Kematian Jack merupakan salah satu momen penting dalam upaya penegakkan hukum terhadap upaya perlindungan satwa langka yang secara hukum dilindungi oleh Undang-Undang No. 5 Tahun 1990 tentang Konservasi Sumber Daya Alam Hayati dan Ekosistemnya, UU No. 41/1999 tentang Kehutanan, Peraturan Pemerintah No. 7/1999 tentang Pengawetan Jenis Tumbuhan dan Satwa, dan Peraturan Pemerintah No 8/1999 tentang Pemanfaatan Jenis Tumbuhan dan Satwa Liar.

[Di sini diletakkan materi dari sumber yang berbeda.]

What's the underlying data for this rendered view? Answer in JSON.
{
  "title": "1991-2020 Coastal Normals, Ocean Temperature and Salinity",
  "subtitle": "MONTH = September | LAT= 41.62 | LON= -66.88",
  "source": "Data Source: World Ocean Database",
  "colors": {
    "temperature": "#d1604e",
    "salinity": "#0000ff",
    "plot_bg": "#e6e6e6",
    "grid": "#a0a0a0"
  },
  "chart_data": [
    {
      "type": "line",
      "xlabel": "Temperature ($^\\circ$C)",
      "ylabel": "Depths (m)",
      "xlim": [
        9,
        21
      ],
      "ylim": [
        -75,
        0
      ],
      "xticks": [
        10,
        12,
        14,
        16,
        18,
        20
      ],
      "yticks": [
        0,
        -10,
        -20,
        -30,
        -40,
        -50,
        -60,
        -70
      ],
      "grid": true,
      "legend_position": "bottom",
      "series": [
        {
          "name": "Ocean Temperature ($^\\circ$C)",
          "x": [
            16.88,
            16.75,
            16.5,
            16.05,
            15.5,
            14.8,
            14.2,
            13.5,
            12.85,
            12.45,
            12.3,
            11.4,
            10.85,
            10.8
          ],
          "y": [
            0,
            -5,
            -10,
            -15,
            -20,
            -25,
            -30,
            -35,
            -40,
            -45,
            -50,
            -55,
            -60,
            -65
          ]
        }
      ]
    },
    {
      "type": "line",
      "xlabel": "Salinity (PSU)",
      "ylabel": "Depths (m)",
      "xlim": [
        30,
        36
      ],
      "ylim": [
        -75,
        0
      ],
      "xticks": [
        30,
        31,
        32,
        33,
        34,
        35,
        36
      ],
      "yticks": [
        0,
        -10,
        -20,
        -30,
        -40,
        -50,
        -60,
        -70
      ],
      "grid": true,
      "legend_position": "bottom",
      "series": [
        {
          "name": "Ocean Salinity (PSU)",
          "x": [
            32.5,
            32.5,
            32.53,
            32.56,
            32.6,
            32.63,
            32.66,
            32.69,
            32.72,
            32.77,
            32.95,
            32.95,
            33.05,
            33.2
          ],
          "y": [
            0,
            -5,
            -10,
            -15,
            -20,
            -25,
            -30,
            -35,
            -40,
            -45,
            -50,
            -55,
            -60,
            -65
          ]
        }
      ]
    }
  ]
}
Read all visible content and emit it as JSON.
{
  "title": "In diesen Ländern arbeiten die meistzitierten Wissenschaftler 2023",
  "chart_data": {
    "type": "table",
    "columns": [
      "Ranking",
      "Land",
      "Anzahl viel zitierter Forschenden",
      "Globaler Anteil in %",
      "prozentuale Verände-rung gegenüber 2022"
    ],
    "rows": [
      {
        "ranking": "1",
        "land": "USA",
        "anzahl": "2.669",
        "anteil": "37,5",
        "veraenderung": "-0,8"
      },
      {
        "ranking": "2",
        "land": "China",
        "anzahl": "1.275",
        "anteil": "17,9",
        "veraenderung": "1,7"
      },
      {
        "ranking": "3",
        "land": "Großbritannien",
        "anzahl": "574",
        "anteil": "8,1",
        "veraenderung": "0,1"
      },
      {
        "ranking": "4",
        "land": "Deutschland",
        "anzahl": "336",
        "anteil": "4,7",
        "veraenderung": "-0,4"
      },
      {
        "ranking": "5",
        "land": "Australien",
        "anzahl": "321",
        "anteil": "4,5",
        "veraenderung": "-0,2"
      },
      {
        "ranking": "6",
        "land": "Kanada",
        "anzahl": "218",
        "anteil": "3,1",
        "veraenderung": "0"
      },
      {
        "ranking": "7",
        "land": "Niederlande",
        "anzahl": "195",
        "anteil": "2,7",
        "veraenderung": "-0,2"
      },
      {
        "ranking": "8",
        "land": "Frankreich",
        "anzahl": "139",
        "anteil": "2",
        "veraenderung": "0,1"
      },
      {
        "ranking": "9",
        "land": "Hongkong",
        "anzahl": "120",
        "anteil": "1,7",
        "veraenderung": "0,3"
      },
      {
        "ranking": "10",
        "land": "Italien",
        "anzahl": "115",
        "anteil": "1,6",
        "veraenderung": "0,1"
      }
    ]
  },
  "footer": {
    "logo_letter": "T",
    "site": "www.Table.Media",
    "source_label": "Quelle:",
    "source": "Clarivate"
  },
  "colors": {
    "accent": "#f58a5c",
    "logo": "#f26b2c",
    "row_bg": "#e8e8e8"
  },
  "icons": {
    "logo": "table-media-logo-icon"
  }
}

Keberadaan jack telah dilaporkan secara tertulis oleh Yayasan Ekosistem Lestari (YEL) tertanggal 26 Maret 2013 perihal: Pengiriman Laporan Pemeliharaan Orangutan Diduga Ilegal di Kabupaten Aceh Besar. Tetapi Jack baru disita pada tanggal 24 April 2013. Butuh waktu kurang lebih satu bulan, wajar kalau Jack mati. Dan kami sangat kecewa dengan hal ini.
Selain itu kami juga mengingatkan kembali kepada kepala BKSDA Aceh, secara tertulis FORA dan beberapa jaringan nya telah melaporkan secara tertulis keberadaan 5 ekor orang utan lain di Aceh, jangan sampai orangutan yang kita laporkan akan mengalami hal yang sama dengan nasip Jack. Untuk itu kami menuntut keseriusan dari kepala balai dalam menyikapi semua laporan yang telah dikirimkan ke BKSDA Aceh tekait praktik perdagangan dan kepemilikan satwa langka yang telah dilindungi secara hukum di Indonesia.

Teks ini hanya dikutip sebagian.